We all know that planet Earth is in peril
Global warming, plastic pollution, environmental degradation, energy inefficiency, human-animal conflict, safety, security, unemployment, poverty, hunger – the list is endless.
On the environmental side, coastal regions, in particular, are undergoing rapid decline. It is estimated that approximately 3 billion people — about half of the world’s population — live within 200 kilometres of a coastline. In Africa, the average population density in coastal areas is about 80 people per square kilometre, twice the world’s average population density.
As an industry, tourism is ideally positioned to make a difference.
It generated 10% of the World’s GDP and created 1/10 jobs worldwide in 2018. As such, tourism impacts the World across many fronts, including economic growth and development, environmental protection, cultural preservation, peace, and security. However, the potential of Africa’s tourism remains largely untapped. The United Nations World Tourism Organisation (UNWTO) reports that the African region receives only a 3% share in tourism receipts and a 5% share in worldwide arrivals.
And yet, the African continent is endowed with rich diversity, an abundance of natural beauty, cultural heritage and historical sites, wildlife, safaris, beaches, deserts and so much more. If channelled correctly, these assets could provide considerable opportunities for niche tourism growth and, above all, solve many of the factors that inhibit tourism growth in Africa.
Universal factors that place planet Earth in peril.

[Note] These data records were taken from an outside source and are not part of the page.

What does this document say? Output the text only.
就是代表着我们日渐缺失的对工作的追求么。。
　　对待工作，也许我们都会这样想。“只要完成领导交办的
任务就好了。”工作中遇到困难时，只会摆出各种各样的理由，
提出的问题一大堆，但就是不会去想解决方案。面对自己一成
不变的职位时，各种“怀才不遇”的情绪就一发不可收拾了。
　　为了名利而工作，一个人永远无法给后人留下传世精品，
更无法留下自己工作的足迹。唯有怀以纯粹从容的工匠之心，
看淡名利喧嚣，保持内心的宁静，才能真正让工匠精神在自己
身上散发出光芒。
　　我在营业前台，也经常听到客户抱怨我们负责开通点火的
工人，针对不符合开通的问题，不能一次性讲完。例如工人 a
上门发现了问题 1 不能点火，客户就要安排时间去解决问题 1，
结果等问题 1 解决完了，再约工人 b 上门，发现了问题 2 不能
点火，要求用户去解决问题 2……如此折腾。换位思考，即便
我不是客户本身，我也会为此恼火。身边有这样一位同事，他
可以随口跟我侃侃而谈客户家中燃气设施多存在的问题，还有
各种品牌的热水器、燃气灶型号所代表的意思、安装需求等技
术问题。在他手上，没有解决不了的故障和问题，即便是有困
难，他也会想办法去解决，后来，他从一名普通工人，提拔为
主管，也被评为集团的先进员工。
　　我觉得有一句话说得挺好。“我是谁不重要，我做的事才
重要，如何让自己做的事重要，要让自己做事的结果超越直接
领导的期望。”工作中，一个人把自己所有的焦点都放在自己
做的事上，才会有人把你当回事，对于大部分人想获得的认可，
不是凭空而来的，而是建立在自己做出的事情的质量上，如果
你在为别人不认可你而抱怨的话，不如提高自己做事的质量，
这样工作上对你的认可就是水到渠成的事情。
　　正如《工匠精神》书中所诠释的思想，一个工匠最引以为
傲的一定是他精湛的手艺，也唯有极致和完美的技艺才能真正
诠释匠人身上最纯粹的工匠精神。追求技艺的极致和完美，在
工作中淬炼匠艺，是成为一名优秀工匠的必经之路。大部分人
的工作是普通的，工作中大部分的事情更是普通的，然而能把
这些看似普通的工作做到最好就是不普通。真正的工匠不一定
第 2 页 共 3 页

Fortunately, there are strategies in place to measure, enhance, and overcome these factors by 2030. They’re known as the United Nations (UN) Sustainable Development Goals (SDGs).

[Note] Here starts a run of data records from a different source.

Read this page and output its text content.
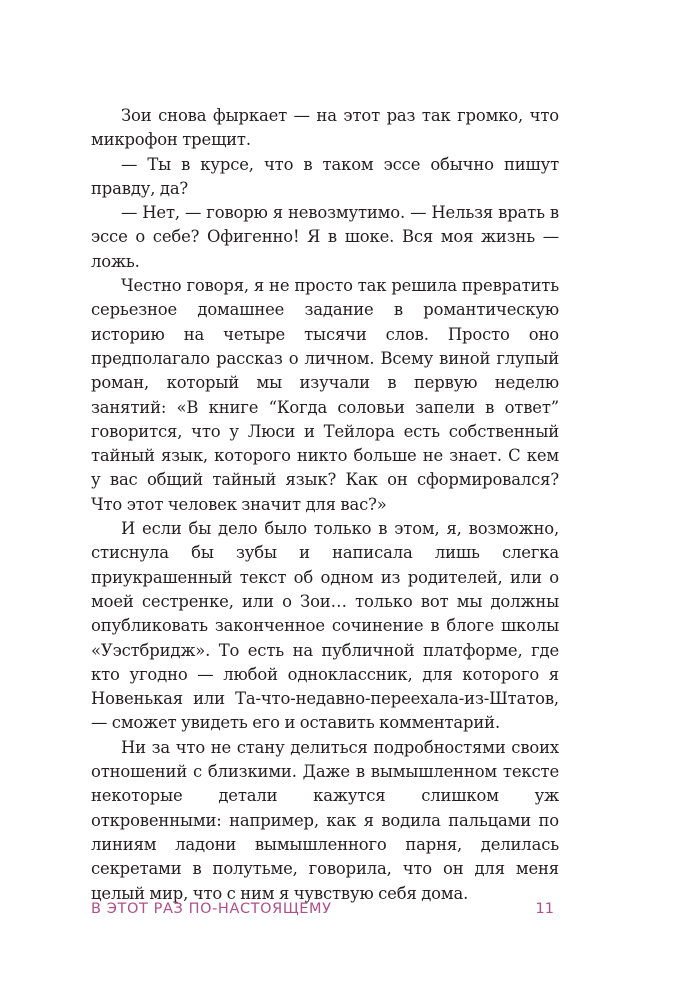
Зои снова фыркает — на этот раз так громко, что микрофон трещит.

— Ты в курсе, что в таком эссе обычно пишут правду, да?

— Нет, — говорю я невозмутимо. — Нельзя врать в эссе о себе? Офигенно! Я в шоке. Вся моя жизнь — ложь.

Честно говоря, я не просто так решила превратить серьезное домашнее задание в романтическую историю на четыре тысячи слов. Просто оно предполагало рассказ о личном. Всему виной глупый роман, который мы изучали в первую неделю занятий: «В книге “Когда соловьи запели в ответ” говорится, что у Люси и Тейлора есть собственный тайный язык, которого никто больше не знает. С кем у вас общий тайный язык? Как он сформировался? Что этот человек значит для вас?»

И если бы дело было только в этом, я, возможно, стиснула бы зубы и написала лишь слегка приукрашенный текст об одном из родителей, или о моей сестренке, или о Зои… только вот мы должны опубликовать законченное сочинение в блоге школы «Уэстбридж». То есть на публичной платформе, где кто угодно — любой одноклассник, для которого я Новенькая или Та-что-недавно-переехала-из-Штатов, — сможет увидеть его и оставить комментарий.

Ни за что не стану делиться подробностями своих отношений с близкими. Даже в вымышленном тексте некоторые детали кажутся слишком уж откровенными: например, как я водила пальцами по линиям ладони вымышленного парня, делилась секретами в полутьме, говорила, что он для меня целый мир, что с ним я чувствую себя дома.

В ЭТОТ РАЗ ПО-НАСТОЯЩЕМУ	11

In addition, the UN Environmental Programme ‘Decade on Ecosystem Restoration (2021-2030)’ aims to prevent, halt and reverse the degradation of ecosystems on every continent and in every ocean. It can help to end poverty, combat climate change and prevent a mass extinction. It will only succeed if everyone plays a part.

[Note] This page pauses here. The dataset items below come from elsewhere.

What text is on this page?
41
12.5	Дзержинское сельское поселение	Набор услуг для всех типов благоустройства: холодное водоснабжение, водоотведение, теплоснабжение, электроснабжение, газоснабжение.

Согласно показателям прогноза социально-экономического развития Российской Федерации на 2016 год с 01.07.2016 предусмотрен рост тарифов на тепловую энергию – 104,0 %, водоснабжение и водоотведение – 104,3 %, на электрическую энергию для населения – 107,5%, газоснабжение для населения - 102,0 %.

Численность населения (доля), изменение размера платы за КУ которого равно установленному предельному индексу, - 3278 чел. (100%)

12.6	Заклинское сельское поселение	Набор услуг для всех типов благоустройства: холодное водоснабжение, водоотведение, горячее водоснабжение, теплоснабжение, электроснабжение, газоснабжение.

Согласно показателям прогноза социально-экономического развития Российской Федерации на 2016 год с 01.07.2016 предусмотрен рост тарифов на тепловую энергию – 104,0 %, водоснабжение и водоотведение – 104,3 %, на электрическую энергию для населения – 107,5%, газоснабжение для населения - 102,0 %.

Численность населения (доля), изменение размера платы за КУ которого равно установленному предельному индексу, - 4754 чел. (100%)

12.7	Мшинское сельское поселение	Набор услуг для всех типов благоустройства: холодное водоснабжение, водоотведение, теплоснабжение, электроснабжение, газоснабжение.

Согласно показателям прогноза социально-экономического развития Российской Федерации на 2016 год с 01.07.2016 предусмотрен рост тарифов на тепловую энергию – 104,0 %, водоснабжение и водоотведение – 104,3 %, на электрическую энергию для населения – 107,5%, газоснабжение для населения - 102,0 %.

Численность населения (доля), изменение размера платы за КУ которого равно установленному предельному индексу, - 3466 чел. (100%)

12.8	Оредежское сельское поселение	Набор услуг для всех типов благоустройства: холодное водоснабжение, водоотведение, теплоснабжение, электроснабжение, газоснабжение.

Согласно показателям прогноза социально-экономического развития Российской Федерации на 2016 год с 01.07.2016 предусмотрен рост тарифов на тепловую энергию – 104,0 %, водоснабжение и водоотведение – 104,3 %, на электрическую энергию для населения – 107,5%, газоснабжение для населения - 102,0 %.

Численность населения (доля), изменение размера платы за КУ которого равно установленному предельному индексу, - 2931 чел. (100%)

But 2030 is just a decade away.
So, how can Africa play its part?
As an African collective, we need to rally behind the UN Environmental Programme. We need to gather local research data applicable to each of the 17 SDGs; we need to create awareness of the SDGs; we need to identify new tourism opportunities; we need to showcase our natural and cultural heritage assets to global audiences through storytelling; and we need to do all of this through mass participation and action.